November 21, 2018 / 11:20 AM / 20 days ago

Suspense pour le choix du nouveau chef de Force ouvrière

PARIS (Reuters) - Les militants de Force ouvrière sont appelés à élire leur nouveau secrétaire général mercredi et jeudi, lors d’un Comité Confédéral National (CCN) extraordinaire, après la démission fracassante de Pascal Pavageau le mois dernier.

Les militants de Force ouvrière sont appelés à élire leur nouveau secrétaire général mercredi et jeudi, lors d'un Comité Confédéral National (CCN) extraordinaire, après la démission fracassante de Pascal Pavageau (photo) le mois dernier. /Photo prise le 27 avril 2018/REUTERS/Pascal Rossignol

L’éphémère dirigeant du troisième syndicat de France a annoncé son départ à la mi-octobre après la publication par le Canard enchaîné de fichiers injurieux sur les cadres de l’organisation.

Trois candidats sont en lice pour reprendre la tête du syndicat avec pour tâche de redorer son image fortement entachée depuis cette affaire à l’approche des élections professionnelles du 6 décembre pour la fonction publique.

Il s’agit de Christian Grolier, 52 ans, secrétaire général de FO-fonctionnaires depuis 2012, d’Yves Veyrier, 60 ans, membre depuis 2004 du Bureau confédéral et de Patrice Clos, 53 ans, secrétaire général de la Fédération nationale des transports et de la logistique.

Le fait que trois candidats se présentent pour prendre la tête de Force ouvrière est sans précédent pour le syndicat, qui aurait préféré avoir un candidat unique en bout de course.

Mais les tractations entre les “maisons” n’ont cette fois pas abouti à un compromis. La partie se joue entre Christian Grolier, soutenu par les trotskistes, lesquels représentent 40% des militants, et Yves Veyrier, soutenus par les réformistes eux aussi, pour 40% des militants.

Patrice Clos, proche de Pascal Pavageau, est soutenu par les anarchistes ou les “sans étiquette”, soit les 20% restants, ce qui lui laisse peu de chance de réussite, selon des membres du bureau confédéral.

Les pronostics étaient très serrés mercredi, à mesure que les fédérations et unions départementales annonçaient officiellement leur couleur. Il manquait encore le positionnement d’une quinzaine de structures qui pouvaient faire pencher la balance, selon un cadre de FO.

DEUX VISIONS DU DIALOGUE SOCIAL

Mais si l’écart se creuse entre les deux favoris, il est possible que l’un d’entre eux se retire de la course avant le scrutin officiel jeudi matin.
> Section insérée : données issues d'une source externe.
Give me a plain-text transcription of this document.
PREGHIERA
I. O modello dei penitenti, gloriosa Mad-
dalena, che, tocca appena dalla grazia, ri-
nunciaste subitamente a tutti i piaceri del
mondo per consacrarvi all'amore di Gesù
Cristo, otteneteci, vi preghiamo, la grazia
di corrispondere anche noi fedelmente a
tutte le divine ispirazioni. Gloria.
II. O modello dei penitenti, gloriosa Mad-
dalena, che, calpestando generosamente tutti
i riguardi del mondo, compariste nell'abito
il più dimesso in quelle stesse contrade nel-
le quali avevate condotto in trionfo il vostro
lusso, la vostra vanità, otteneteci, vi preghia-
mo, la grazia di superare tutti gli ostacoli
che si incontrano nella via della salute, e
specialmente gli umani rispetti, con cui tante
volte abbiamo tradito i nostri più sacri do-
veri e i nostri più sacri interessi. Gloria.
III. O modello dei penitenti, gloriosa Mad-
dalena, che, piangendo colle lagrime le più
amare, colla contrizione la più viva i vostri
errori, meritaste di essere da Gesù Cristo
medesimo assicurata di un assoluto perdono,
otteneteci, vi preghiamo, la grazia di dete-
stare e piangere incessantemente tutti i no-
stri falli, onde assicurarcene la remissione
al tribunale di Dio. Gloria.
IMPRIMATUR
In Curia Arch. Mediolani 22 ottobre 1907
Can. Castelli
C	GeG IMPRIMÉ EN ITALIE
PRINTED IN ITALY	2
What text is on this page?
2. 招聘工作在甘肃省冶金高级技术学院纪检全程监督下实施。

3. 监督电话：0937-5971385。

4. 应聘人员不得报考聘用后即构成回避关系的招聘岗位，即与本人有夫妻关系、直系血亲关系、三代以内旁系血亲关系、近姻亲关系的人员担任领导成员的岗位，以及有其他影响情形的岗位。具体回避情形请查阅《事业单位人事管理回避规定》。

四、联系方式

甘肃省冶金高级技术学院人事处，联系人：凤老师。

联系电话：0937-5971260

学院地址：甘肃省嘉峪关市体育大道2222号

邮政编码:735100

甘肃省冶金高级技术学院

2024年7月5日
Le CCN, qui laisse mercredi la tribune aux secrétaires généraux des instances de FO, sera par ailleurs “très animé”, présage Christophe Lecomte, secrétaire général de l’union départementale de l’Essonne.

Son union départementale s’est déjà prononcée pour Christian Grolier. “On veut quelqu’un qui a les épaules solides pour porter les résolutions” du Congrès de Lille d’avril 2017, marqué par un durcissement de la position de Force ouvrière face aux réformes sociale du gouvernement.

Certains membres réformistes du bureau confédéral voient dans Yves Veyrier le candidat qui peut “remettre de l’ordre dans la maison”. Doyen du bureau confédéral, “il connaît la maison par coeur”, a fréquenté autant “les anars”, que “les trotskistes et les réformistes”, dit l’un d’eux.

“Il va d’abord discuter et, s’il n’obtient pas gain de cause par la discussion, il regarde comment il peut mobiliser”, explique un membre du bureau confédéral.

Mais s’il est élu, il ne resterait que le temps du mandat, soit encore deux ans avant le prochain congrès, ajoute cette source, ouvrant la voie à un nouveau candidat par la suite.

A l’inverse, Christian Grolier a fait savoir qu’il était prêt à rester plus longtemps. “Quand on s’engage, on s’engage jusqu’au bout”, dit-il à Reuters. “Si les camarades sont satisfaits du premier mandat, je me représenterai.”

Déjà, ce dernier promet de mettre au coeur des priorités du syndicat dans les prochains jours des revendications salariales, comme un écho aux réclamations des “Gilets jaunes” inquiets vis-à-vis de leur pouvoir d’achat.

Tenant d’une ligne revendicatrice, il se dit satisfait des positions de Pascal Pavageau avant lui. “C’est l’ADN de Force ouvrière, la négociation, donc on fera tout pour négocier jusqu’au bout”, dit-il. “Mais à aucun moment, on n’ira négocier quelque chose qui pourrait être contraire aux intérêts des salariés que nous représentons.”

La CGT a déjà appelé à une mobilisation interprofessionnelle le 1er décembre pour réclamer une baisse des taxes sur les produits de première nécessité et une hausse des salaires, des pensions et des minima sociaux.